Protecting creativity

An abstract from here:

A reverse engineer (Nils Schneider) wanted to study the firmware of the Apple iPod in order to figure out how to write software that runs on iPods.

His ingenious solution was to use someone else’s technique for making the iPod squawk and squeak in order to write a program that output the firmware as a series of sounds (which could then be recorded using a microphone, and analyzed using software on a PC in order to convert them back into a digital representation of the firmware).

Schneider’s ingenious approach shows several important virtues: …

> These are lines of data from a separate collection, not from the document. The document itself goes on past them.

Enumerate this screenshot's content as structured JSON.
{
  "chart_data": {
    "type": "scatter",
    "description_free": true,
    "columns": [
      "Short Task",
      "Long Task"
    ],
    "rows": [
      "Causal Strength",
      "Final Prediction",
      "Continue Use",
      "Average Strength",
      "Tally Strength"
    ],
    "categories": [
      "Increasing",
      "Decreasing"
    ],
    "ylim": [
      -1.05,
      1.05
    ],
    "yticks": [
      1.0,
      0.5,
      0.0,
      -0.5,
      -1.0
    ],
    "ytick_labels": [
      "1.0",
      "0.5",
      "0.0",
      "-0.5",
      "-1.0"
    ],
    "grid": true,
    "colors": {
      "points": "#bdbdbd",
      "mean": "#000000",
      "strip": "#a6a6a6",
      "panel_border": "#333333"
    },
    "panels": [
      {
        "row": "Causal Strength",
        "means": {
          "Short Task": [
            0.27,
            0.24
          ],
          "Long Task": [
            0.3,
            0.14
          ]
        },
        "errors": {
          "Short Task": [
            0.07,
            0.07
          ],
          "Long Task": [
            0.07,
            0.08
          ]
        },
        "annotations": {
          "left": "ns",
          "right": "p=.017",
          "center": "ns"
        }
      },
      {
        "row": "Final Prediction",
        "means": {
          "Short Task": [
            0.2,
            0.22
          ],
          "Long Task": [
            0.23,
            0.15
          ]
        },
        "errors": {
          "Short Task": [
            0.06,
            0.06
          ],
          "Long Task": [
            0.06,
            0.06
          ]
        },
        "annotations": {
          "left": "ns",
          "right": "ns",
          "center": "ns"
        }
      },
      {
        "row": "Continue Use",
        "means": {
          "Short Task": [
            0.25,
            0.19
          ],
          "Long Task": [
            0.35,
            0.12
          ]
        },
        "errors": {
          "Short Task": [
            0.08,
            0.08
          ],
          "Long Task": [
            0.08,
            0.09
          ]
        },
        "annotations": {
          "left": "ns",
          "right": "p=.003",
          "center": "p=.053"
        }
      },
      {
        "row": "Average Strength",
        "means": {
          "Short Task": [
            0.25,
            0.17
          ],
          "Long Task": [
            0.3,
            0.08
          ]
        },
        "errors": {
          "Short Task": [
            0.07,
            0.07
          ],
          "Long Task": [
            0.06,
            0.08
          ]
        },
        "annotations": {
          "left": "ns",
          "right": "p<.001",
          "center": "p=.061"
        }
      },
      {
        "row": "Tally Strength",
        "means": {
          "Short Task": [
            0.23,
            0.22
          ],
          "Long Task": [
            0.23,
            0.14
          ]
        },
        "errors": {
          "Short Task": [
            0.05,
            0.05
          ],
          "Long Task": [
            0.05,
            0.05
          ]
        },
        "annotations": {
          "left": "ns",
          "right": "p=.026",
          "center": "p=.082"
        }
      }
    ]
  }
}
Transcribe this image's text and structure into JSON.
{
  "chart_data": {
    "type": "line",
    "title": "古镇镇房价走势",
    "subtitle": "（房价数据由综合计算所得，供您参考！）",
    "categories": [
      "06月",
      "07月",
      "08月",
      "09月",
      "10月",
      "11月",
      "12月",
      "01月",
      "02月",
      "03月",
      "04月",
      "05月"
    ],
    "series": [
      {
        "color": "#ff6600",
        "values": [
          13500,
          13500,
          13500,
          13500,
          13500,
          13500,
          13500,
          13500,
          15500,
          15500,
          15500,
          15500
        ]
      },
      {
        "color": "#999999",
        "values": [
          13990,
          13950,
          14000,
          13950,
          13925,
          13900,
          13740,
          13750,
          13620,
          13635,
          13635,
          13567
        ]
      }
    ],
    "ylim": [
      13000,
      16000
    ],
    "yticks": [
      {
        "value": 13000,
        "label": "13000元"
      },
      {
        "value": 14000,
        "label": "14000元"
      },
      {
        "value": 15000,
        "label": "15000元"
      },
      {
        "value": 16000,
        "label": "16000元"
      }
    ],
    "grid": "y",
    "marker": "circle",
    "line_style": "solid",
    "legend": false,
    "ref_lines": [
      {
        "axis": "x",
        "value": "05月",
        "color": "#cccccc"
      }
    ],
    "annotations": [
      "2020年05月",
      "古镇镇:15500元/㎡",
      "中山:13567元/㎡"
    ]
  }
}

  • User innovation and the lack of passivity. Apple didn’t intend for third-party software to be used with the iPod; not only was Schneider unconcerned with this, he ended up using the iPod in a way that its developers wouldn’t have anticipated (and, if they’ve heard about it, are probably amused or startled by). He certainly refused to limit his thinking to what the original manufacturer had in mind; he insisted, on, well, thinking different.
  • Consciousness of history. This problem was solved before in an earlier generation of technology. As Dave Farber has often pointed out, it’s tragic that computer scientists and programmers working today are often thoroughly ignorant of what earlier generations have already invented and implemented. Even more than other fields, computing may be repeating and duplicating effort all the time. The notion of modulating digital data as a waveform at audio frequencies has been deeply important in digital communications, but it’s easy enough for people who don’t use a modem any more to forget it — never mind people who (like myself) have never had to use an acoustic coupler.
  • An appreciation for the universality of the machine. The idea that data is data and that representations and encodings of it are merely accidental goes back, depending on how you want to count it, decades or centuries. (See, e.g., Umberto Eco, The Search for the Perfect Language (Malden, MA: Blackwell Publishers, 1997), for some antecedents of this idea in the days before Shannon, Turing, and von Neumann.) But even so, we can get stuck in what cognitive psychologists call “functional fixedness” and refuse to think about data outside of its current representation. We can refuse to think of some signalling method or storage medium as capable of representing any data, of communications media and computing devices as genuinely universal. We can say that certain outputs were made for certain purposes and stubbornly refuse to consider that there are other outputs, even outputs that may be a problem for somebody’s security policy. We can read Shannon, or anything after Shannon, and still not know in a practical sense that any data can be encoded on any channel. But Schneider thought with an abstraction and generality that befits an “information age”; he knew that bits are bits, from a communication engineering point of view, and meaning comes after, at another layer.
  • Hack value. It can be risky to describe something as having “hack value”; those words now appear in a judicial opinion together with a footnote pointing out that the parties to the action have not defined them. So let me note the Jargon File’s definition, and (at the risk of overusing it, and although one could argue that it refers to a somewhat different concept) the famous discussion in The Diamond Age: “Pardon me, Your Honor, the concept is not easy to explain — there is an ineffable quality to some technology, described by its creators as a concinnitous, or technically sweet, or a nice hack — signs that it was made with great care by one who was not merely motivated but inspired. It is the difference between an engineer and a hacker.